- Born: 1973 (age 52–53) Michigan, US
- Occupation: Auction house executive
- Title: CEO of Christie's

= Bonnie Brennan =

American auction-house executive

Bonnie Brennan (born c. 1973) is an American auction-house executive. She has been the CEO of Christie's since February 1, 2025. Prior to that, she had a 13-year career at Christie's, including four years as head of Christie's Americas. Before joining Christie's she had a 15-year career at Sotheby's.

==Early life and education==

Brennan is a native of Michigan, and grew up in a suburb outside of Detroit. She attended the Academy of the Sacred Heart in Bloomfield Township, Michigan.

She graduated from Northwestern University, where she majored in both art history and communications, receiving a BA in 1995.

==Career==
Brennan's very early career was in the advertising business.
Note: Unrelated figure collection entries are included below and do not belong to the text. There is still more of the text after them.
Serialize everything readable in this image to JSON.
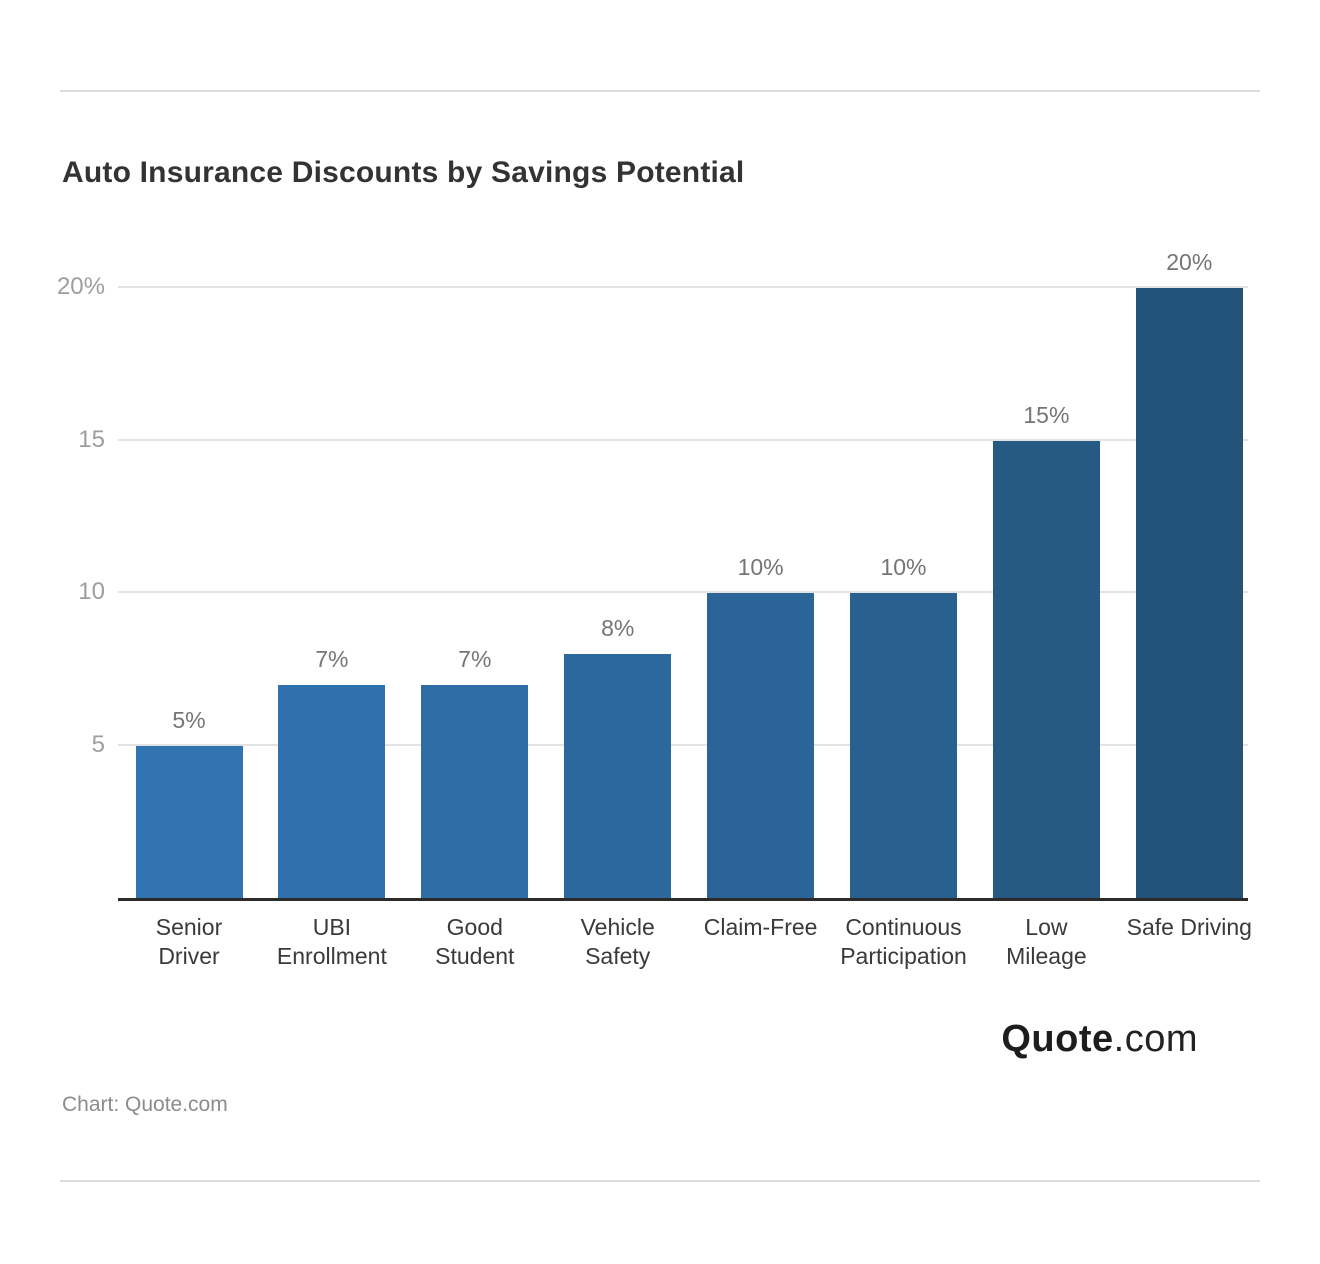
{
  "header": {
    "title": "Auto Insurance Discounts by Savings Potential"
  },
  "footer": {
    "logo_bold": "Quote",
    "logo_rest": ".com",
    "source": "Chart: Quote.com"
  },
  "chart_data": {
    "type": "bar",
    "title": "Auto Insurance Discounts by Savings Potential",
    "xlabel": "",
    "ylabel": "",
    "categories": [
      "Senior Driver",
      "UBI Enrollment",
      "Good Student",
      "Vehicle Safety",
      "Claim-Free",
      "Continuous Participation",
      "Low Mileage",
      "Safe Driving"
    ],
    "category_lines": [
      [
        "Senior",
        "Driver"
      ],
      [
        "UBI",
        "Enrollment"
      ],
      [
        "Good",
        "Student"
      ],
      [
        "Vehicle",
        "Safety"
      ],
      [
        "Claim-Free"
      ],
      [
        "Continuous",
        "Participation"
      ],
      [
        "Low",
        "Mileage"
      ],
      [
        "Safe Driving"
      ]
    ],
    "values": [
      5,
      7,
      7,
      8,
      10,
      10,
      15,
      20
    ],
    "value_labels": [
      "5%",
      "7%",
      "7%",
      "8%",
      "10%",
      "10%",
      "15%",
      "20%"
    ],
    "y_ticks": [
      {
        "value": 5,
        "label": "5"
      },
      {
        "value": 10,
        "label": "10"
      },
      {
        "value": 15,
        "label": "15"
      },
      {
        "value": 20,
        "label": "20%"
      }
    ],
    "ylim": [
      0,
      21.2
    ],
    "grid": true,
    "legend": "none",
    "bar_colors": [
      "#3274B2",
      "#3070AC",
      "#2E6DA6",
      "#2C689D",
      "#2B6496",
      "#2A6090",
      "#265A84",
      "#245379"
    ],
    "colors": {
      "axis_line": "#2b2b2b",
      "gridline": "#e3e3e3",
      "y_tick_label": "#9e9e9e",
      "value_label": "#757575",
      "category_label": "#3a3a3a",
      "title": "#333333",
      "divider": "#dcdcdc",
      "logo": "#1d1d1d",
      "source": "#8c8c8c"
    }
  }
}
She began her auction-house career at Sotheby's, in 1997. She worked in various business development roles focused on trusts and estates in New York, eventually reaching the position of senior vice president.

Brennan moved to Christie's in 2012. She rose through positions including head of trusts, estates, and wealth management for Christie's Americas. By 2020 she was chairman of business development of Christie's Americas; in this position she helped secure and manage major estate sales such as the 2018 Barney A. Ebsworth auction, as well as the collections of Jayne Wrightsman and the non-profit Cleveland Clinic.

In 2021 she was appointed president of Christie’s Americas, and during her tenure the region grew to account for 48 percent of Christie's sales. She played a key role in securing Microsoft co-founder Paul Allen's $1.6 billion art collection for Christie's auction, and oversaw the auctions of the collections of Ann and Gordon Getty and Anne H. Bass. She also championed increasing Christie's digital strategy and diversifying the auction house's offerings to engage younger and more diverse buyers.

On February 1, 2025, Brennan was appointed chief executive of Christie's, succeeding Guillaume Cerutti. She stated that she plans to preserve Christie's heritage while focusing on innovation and engaging new audiences, geographies and technology, including AI.

==Personal life==
Brennan is based in New York City, and divides her time between New York and London.